Nahles will Bürgergeld: Vorsichtiges Abrücken von Hartz IV
Die SPD-Chefin ist für ein neues „Bürgergeld“, sagt aber nichts zur Höhe des Regelsatzes. Regelungen zur Sanktionspraxis bleiben unklar.
Auch die Regel, dass angespartes Vermögen bis auf einen kleinen Teil ausgegeben oder verkauft werden muss, ehe ein Anspruch auf Hartz IV entsteht, will Nahles ändern: „Wer lange gearbeitet hat, darf daher auch nicht gezwungen sein, seine Ersparnisse zu verbrauchen“, schreibt sie. „Erspartes muss großzügiger geschützt werden.“
„Die neue Grundsicherung muss ein Bürgergeld sein – ein Recht auf Teilhabe für alle Bürgerinnen und Bürger“, schließt der Beitrag. Im Berliner Regierungsviertel wurde ihr Artikel als eindeutige Abkehr der SPD von Hartz IV gelesen: „Wir dürfen und wir werden Hartz IV nicht abschaffen“, entgegnete Bundeswirtschaftsminister Peter Altmaier (CDU). „Solche Vorschläge sind hochgefährlich und schaden der Zukunft unseres Landes.“ Die Hartz-Reformen unter Gerhard Schröder seien richtig gewesen, so Altmaier gegenüber der Welt.
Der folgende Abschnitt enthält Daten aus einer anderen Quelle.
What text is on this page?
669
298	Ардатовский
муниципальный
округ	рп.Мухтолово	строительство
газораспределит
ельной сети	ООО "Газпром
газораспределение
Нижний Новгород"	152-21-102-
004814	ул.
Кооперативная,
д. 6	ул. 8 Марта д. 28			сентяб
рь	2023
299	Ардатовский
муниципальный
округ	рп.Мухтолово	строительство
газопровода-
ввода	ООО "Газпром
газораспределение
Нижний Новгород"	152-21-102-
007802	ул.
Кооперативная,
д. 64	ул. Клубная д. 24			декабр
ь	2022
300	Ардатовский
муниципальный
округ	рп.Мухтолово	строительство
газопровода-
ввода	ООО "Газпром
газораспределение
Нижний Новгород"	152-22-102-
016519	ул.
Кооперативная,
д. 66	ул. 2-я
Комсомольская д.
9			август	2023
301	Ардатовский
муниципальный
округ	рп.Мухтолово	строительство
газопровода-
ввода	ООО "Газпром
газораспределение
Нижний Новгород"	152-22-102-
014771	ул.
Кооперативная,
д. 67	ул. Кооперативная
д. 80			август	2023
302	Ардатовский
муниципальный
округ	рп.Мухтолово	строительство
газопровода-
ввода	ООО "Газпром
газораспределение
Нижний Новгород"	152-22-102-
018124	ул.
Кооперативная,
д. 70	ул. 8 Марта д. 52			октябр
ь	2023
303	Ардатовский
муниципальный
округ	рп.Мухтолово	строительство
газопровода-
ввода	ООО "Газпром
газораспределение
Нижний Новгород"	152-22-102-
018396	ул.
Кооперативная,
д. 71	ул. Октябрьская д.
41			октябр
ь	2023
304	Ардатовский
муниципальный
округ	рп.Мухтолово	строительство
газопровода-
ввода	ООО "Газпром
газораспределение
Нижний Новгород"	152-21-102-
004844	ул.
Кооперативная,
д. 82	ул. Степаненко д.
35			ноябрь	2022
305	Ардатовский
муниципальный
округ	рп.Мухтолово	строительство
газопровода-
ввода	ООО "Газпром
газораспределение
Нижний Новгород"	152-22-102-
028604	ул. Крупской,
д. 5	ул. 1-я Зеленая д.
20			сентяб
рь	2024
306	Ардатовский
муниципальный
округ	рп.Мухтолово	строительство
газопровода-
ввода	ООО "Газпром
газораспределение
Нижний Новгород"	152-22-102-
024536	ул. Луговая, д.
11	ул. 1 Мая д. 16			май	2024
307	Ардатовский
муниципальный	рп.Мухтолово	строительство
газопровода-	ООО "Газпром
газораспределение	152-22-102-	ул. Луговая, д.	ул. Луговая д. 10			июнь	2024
Allerdings erscheinen manche Passagen von Nahles’ Artikel wie eine Rechtfertigung der Hartz-IV-Regeln. So heißt es: „Es sind oft gar nicht die Leistungen selbst, die für Verdruss sorgen, sondern die erfahrenen Demütigungen und Stigmatisierungen.“ Dies lässt sich als Plädoyer für die Beibehaltung des jetzigen Hartz-IV-Regelsatzes von 416 Euro lesen, während gleichzeitig ein neues Wort für die Grundsicherung gefunden werden soll – das „Bürgergeld“.
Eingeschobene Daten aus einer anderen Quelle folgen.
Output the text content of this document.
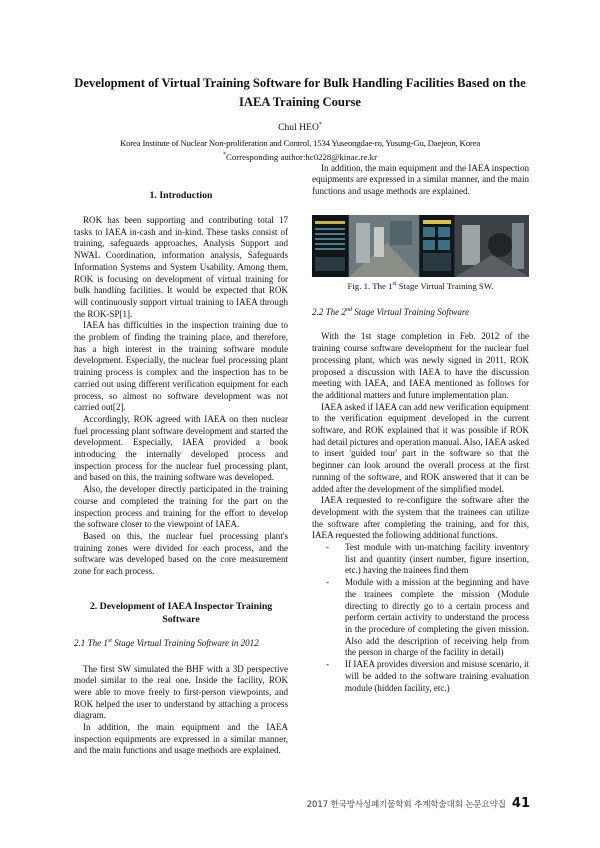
Development of Virtual Training Software for Bulk Handling Facilities Based on the IAEA Training Course
Chul HEO*
Korea Institute of Nuclear Non-proliferation and Control, 1534 Yuseongdae-ro, Yusung-Gu, Daejeon, Korea
*Corresponding author:hc0228@kinac.re.kr
1. Introduction

ROK has been supporting and contributing total 17 tasks to IAEA in-cash and in-kind. These tasks consist of training, safeguards approaches, Analysis Support and NWAL Coordination, information analysis, Safeguards Information Systems and System Usability. Among them, ROK is focusing on development of virtual training for bulk handling facilities. It would be expected that ROK will continuously support virtual training to IAEA through the ROK-SP[1].

IAEA has difficulties in the inspection training due to the problem of finding the training place, and therefore, has a high interest in the training software module development. Especially, the nuclear fuel processing plant training process is complex and the inspection has to be carried out using different verification equipment for each process, so almost no software development was not carried out[2].

Accordingly, ROK agreed with IAEA on then nuclear fuel processing plant software development and started the development. Especially, IAEA provided a book introducing the internally developed process and inspection process for the nuclear fuel processing plant, and based on this, the training software was developed.

Also, the developer directly participated in the training course and completed the training for the part on the inspection process and training for the effort to develop the software closer to the viewpoint of IAEA.

Based on this, the nuclear fuel processing plant's training zones were divided for each process, and the software was developed based on the core measurement zone for each process.

2. Development of IAEA Inspector Training Software
2.1 The 1st Stage Virtual Training Software in 2012

The first SW simulated the BHF with a 3D perspective model similar to the real one. Inside the facility, ROK were able to move freely to first-person viewpoints, and ROK helped the user to understand by attaching a process diagram.

In addition, the main equipment and the IAEA inspection equipments are expressed in a similar manner, and the main functions and usage methods are explained.

In addition, the main equipment and the IAEA inspection equipments are expressed in a similar manner, and the main functions and usage methods are explained.

Fig. 1. The 1st Stage Virtual Training SW.
2.2 The 2nd Stage Virtual Training Software

With the 1st stage completion in Feb. 2012 of the training course software development for the nuclear fuel processing plant, which was newly signed in 2011, ROK proposed a discussion with IAEA to have the discussion meeting with IAEA, and IAEA mentioned as follows for the additional matters and future implementation plan.

IAEA asked if IAEA can add new verification equipment to the verification equipment developed in the current software, and ROK explained that it was possible if ROK had detail pictures and operation manual. Also, IAEA asked to insert 'guided tour' part in the software so that the beginner can look around the overall process at the first running of the software, and ROK answered that it can be added after the development of the simplified model.

IAEA requested to re-configure the software after the development with the system that the trainees can utilize the software after completing the training, and for this, IAEA requested the following additional functions.

- Test module with un-matching facility inventory list and quantity (insert number, figure insertion, etc.) having the trainees find them
- Module with a mission at the beginning and have the trainees complete the mission (Module directing to directly go to a certain process and perform certain activity to understand the process in the procedure of completing the given mission. Also add the description of receiving help from the person in charge of the facility in detail)
- If IAEA provides diversion and misuse scenario, it will be added to the software training evaluation module (hidden facility, etc.)
2017 한국방사성폐기물학회 추계학술대회 논문요약집 41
Nahles hatte bereits auf dem Debattencamp der Sozialdemokraten am vorletzten Wochenende angekündigt: „Wir werden Hartz IV hinter uns lassen.“ Die SPD steht unter Zugzwang, nachdem Grünen-Chef Robert Habeck einen noch weiter reichenden Vorschlag zum Ende von Hartz IV gemacht hat. Demnach sollen Sanktionen gänzlich abgeschafft werden, auch der Regelsatz soll – in unbekannter Höhe – steigen. Die Linkspartei will einen Regelsatz von 560 Euro.
Kritik an Nahles’ Text kam am Wochenende von der FDP. Die SPD laufe den Grünen hinterher. Beide Parteien versprächen „Millionen an Sozialtransfers“, sagten aber nicht, „woher das Geld dafür kommen soll“, so der FDP-Vorsitzende Christian Lindner.